La deuxième tentation serait de faire évoluer le régime de responsabilité en matière de pratiques sportives en site naturel, afin que le propriétaire et/ou gardien ne supporte pas seul la responsabilité d’un accident du fait de la pratique de l’escalade.
Sur ce point, il faut préciser qu’un amendement au projet de loi n°2750 portant accélération et simplification de l’action publique, adopté par le Sénat le 5 mars 2020, avait notamment pour objet de limiter la responsabilité du gardien pour les dommages causés à l’occasion d’un sport de nature, et d’abroger le régime spécifique de responsabilité dans les sites naturels protégés [13] :
Amendement 37 ter « Après l’article L. 311-1 du code du sport, il est inséré un article L. 311-1-1 ainsi rédigé :
Art.
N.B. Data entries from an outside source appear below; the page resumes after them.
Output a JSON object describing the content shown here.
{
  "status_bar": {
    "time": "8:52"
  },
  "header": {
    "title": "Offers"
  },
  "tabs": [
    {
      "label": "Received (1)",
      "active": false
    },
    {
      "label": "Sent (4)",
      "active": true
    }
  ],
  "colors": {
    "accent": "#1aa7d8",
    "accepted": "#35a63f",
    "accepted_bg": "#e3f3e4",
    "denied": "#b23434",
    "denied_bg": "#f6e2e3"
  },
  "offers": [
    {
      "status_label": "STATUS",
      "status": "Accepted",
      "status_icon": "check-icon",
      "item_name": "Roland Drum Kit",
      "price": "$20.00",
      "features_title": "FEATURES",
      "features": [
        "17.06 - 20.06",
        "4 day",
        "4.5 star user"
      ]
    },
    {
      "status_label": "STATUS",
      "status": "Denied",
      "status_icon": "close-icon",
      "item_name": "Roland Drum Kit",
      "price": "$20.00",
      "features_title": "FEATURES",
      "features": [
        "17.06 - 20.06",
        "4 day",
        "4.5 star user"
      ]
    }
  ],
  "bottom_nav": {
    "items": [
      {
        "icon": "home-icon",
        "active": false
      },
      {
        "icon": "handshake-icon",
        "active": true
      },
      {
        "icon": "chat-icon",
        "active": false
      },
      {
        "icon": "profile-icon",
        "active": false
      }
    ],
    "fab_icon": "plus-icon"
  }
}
L. 311-1-1. – Les dommages causés à l’occasion d’un sport de nature ou d’une activité de loisirs ne peuvent engager la responsabilité du gardien de l’espace, du site ou de l’itinéraire dans lequel s’exerce cette pratique pour le fait d’une chose qu’il a sous sa garde, au sens du premier alinéa de l’article 1242 du code civil.
Le chapitre V du titre VI du livre III du code de l’environnement est abrogé ».
Le projet de loi de loi a été transmis à l’Assemblée Nationale.
En attendant une éventuelle modification législative, et c’est la troisième voie, les collectivités territoriales vont être contraintes de préparer la fin des conventions d’usage.
Il conviendra au préalable de disposer d’un inventaire à jour des falaises équipées et de l’état des équipements et aménagements réalisés (vétusté, conformité réglementaire, etc.) et de connaitre le coût estimé d’entretien de ces sites.
Cette démarche supposera de se rapprocher des ligues et des comités techniques départementaux, ainsi que des acteurs locaux, pour organiser la reprise des sites naturels d’escalade, voire des propriétaires privés qui disposent de falaises et dont la collectivité souhaiterait assurer la gestion.
Elle pourra également se combiner avec l’action du Département qui dispose d’une compétence de « développement maitrisé des sports de nature » aux termes de l’article L.311-3 du code du sport, et peut élaborer un plan départemental des espaces, sites et itinéraires relatifs aux sports de nature (PDESI) et créer une Commission départementale des espaces, sites et itinéraires (CDESI) chargé de mettre en œuvre le plan [14].
Cette collaboration entre les communes propriétaires et les départements parait encouragée par le gouvernement qui indique que les communes peuvent s’appuyer, dans le cadre des démarches de sécurisation des sites naturels, sur l’expertise des services du département, compétent en matière de sports de nature en application de l’article L.311-3 du code du sport [15].
Il reviendra donc aux collectivités territoriales de définir une politique pour ces sites naturels d’escalade qui se trouvent à la frontière de plusieurs compétences locales et notamment en matière sportive, touristique et économique.
Discussions en cours :
Bonjour,
Merci pour votre article qui résume bien la situation.
J’avoue que j’ai du mal à accepter l’application de l’article 1242 du code civil aux "lois de la nature".
Il serait intéressant de faire une comparaison avec la situation juridique d’autres pays.
Les Etats-Unis par exemple sont connus pour "une judiciarisation de la société" et pourtant il est possible de grimper en site naturel.
Une autre question : qu’en est-il de la haute montagne ou de l’espace public ? Qui est le gardien de la chose ? Par exemple si une pierre blesse un randonneur dans les calanques ?
Bien à vous,
Jean-Marc
Bonjour,
Le régime de responsabilité du fait des choses est protecteur de la victime. En matière de sports et d’activités de nature, il peut ne pas paraître adapté. C’est la raison pour laquelle il a été demandé par certains élus de modifier la loi en la matière (cf. récent projet de loi).
La responsabilité est appréhendée au cas par cas (type d’accident, lieu de l’accident, domaine public/propriété privée, l’accident résulte-t-il d’une faute ? etc.) et ne permet pas une réponse courte et tranchée. Elle peut effectivement différer selon que l’accident a lieu en haute montagne ou sur le domaine public.
Enfin, il semblerait que ce régime de responsabilité objective ne soit pas retenu dans d’autres pays, mais cela reste à vérifier.